Saya lalu melangkah ke sebuah tempat berbelanjaan modern. Saya makin pusing karena semua label dan petunjuk penjualan berbahasa Inggris. Orang-orang yang berseliweran pun menggunakan bahasa Inggris campur bahasa Indonesia yang sudah tidak beraturan, paling tidak menurut saya yang belum baik dan benar berbahasa Indonesia-nya.
Malah saya lihat, orang-orang lebih bersemangat menggunakan bahasa asing itu dalam berkomunikasi menggunakan telepon genggam dengan lawan bicaranya di pelosok desa sekali pun.
Saya jadi semakin linglung dan merasa asing di Tanah Air saya sendiri … saya seperti cicak yang terdampar di padang pasir maha luas dan tak berujung. Saya merasa jadi orang asing di Indonesia yang jelas-jelas tumpah darah saya sendiri. Saya berteriak ….! Rasanya mau saya tampar semua mulut orang Indonesia di sini yang dengan sombongnya berceloteh dengan bahasa asing yang dikedepankan ketimbang bahasanya sendiri …
Tapi apalah daya saya …
Dengan perasaan campur aduk, saya pulang. Di rumah siapa tahu saya bisa menenangkan diri. Namun begitu saya sampai di rumah, sulung saya menyambut dengan ucapan Selamat Sore dalam bahasa Jepang. Saya sedikit marah, tapi dia malah balik menyerang saya dengan argumentasi globalisasi dunia. Lagi-lagi saya KO.
Saya pasrah, menonton televisi sebentar.
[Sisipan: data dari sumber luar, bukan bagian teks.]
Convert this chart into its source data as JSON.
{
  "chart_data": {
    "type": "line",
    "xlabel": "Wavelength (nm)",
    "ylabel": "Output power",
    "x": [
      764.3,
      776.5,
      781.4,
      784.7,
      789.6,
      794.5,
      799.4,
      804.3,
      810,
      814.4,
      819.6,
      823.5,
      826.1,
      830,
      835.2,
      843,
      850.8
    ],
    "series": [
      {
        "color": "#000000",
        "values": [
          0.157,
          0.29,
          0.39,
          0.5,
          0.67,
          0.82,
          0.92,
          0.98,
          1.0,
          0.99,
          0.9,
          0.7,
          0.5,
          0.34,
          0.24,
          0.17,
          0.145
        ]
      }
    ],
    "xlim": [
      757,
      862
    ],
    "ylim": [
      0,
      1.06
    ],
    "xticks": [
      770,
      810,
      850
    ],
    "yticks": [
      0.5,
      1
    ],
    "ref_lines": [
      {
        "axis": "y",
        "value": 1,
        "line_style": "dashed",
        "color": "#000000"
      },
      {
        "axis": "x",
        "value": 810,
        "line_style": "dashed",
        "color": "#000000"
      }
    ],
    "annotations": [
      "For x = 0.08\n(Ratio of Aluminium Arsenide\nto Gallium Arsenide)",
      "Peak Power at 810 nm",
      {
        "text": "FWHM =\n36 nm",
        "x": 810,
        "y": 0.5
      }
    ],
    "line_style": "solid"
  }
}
Sontak saya diberondong dengan tayangan yang kebarat-baratan. Padahal acaranya dangdut, tapi si pembawa acara selalu menggunakan campuran bahasa asing lagi. Bahasa Indonesianya hanya beberapa kata, seterusnya bahasa susah lagi. Kepala saya makin pusing.
Saya mau mengadu kemana …? Kalaupun ada yang siap menampung pengaduan saya, saya harus berbahasa apa?